According to NMFS, longline fishing is killing false killer whales found within 87 miles of the main Hawaiian Islands—the “Hawaiʻi Insular Stock”—at three times the rate the population can sustain. False killer whales in Hawaiian waters farther from shore—the “Hawaiʻi Pelagic Stock”—are dying at four times sustainable levels. NMFS has proposed listing the Hawaiʻi Insular Stock, which numbers only about 170 animals and has been declining by 9 percent per year since 1989, as “endangered” under the Endangered Species Act.
What’s even more frustrating is that while NMFS delays issuing its final plan to reduce false killer whale deaths, all marine mammal deaths due to commercial fishing were supposed to have ended more than a decade ago.
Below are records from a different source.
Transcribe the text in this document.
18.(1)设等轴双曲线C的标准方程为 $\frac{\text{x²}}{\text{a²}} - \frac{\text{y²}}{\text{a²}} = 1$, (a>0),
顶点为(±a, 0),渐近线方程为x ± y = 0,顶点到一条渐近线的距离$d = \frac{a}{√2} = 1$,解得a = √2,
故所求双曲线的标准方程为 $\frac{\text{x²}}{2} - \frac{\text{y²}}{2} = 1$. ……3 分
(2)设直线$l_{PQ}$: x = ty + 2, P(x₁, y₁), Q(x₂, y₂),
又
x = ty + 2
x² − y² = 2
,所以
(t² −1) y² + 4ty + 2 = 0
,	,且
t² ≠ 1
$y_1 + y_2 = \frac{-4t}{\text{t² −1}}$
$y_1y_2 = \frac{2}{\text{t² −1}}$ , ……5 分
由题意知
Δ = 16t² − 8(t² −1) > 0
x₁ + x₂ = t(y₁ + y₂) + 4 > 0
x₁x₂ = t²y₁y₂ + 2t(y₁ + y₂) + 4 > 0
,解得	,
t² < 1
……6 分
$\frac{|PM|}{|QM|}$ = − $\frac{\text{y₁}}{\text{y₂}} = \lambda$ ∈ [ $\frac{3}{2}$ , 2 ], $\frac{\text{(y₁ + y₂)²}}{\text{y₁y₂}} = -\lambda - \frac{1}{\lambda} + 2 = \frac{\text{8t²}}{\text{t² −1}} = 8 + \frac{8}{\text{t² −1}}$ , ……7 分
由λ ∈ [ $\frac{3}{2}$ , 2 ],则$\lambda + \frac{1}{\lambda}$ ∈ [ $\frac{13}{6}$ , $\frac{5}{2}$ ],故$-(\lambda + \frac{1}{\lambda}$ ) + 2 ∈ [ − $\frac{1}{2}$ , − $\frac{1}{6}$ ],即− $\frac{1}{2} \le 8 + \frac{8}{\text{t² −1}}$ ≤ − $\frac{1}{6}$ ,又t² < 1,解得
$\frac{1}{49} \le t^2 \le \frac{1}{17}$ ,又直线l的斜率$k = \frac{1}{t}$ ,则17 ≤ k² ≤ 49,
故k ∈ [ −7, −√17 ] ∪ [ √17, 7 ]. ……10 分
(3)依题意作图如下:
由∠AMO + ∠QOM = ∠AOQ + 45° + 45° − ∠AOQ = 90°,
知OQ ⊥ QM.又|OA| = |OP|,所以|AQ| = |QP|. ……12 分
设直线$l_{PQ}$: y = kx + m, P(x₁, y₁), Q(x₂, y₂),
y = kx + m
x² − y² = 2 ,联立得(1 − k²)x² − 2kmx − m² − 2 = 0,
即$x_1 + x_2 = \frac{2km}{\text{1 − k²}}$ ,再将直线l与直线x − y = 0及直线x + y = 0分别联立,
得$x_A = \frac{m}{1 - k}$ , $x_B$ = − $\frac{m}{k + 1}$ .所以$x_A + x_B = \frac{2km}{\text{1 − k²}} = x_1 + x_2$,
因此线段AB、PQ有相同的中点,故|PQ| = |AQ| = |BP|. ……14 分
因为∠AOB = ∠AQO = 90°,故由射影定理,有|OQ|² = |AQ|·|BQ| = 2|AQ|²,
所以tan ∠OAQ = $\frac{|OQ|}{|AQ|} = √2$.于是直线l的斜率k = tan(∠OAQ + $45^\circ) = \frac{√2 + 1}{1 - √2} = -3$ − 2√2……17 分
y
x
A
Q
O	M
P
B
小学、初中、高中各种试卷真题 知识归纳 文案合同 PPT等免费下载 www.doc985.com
Congress amended the Marine Mammal Protection Act in 1994 with the goal of achieving zero marine mammal mortality in commercial fisheries by the year 2001. The law establishes clear deadlines for NMFS to take action to protect marine mammals, which the agency routinely ignores.
“Congress understood that time is of the essence if we are going to save marine mammals,” said Earthjustice attorney David Henkin, who is arguing the case. “But here we are, almost 20 years and a trail of litigation later, and false killer whales are still being needlessly hooked and killed in longline gear. NMFS cannot completely deprive Hawai‘i’s false killer whales of vital protections while it tinkers. The law imposes deadlines for a reason.”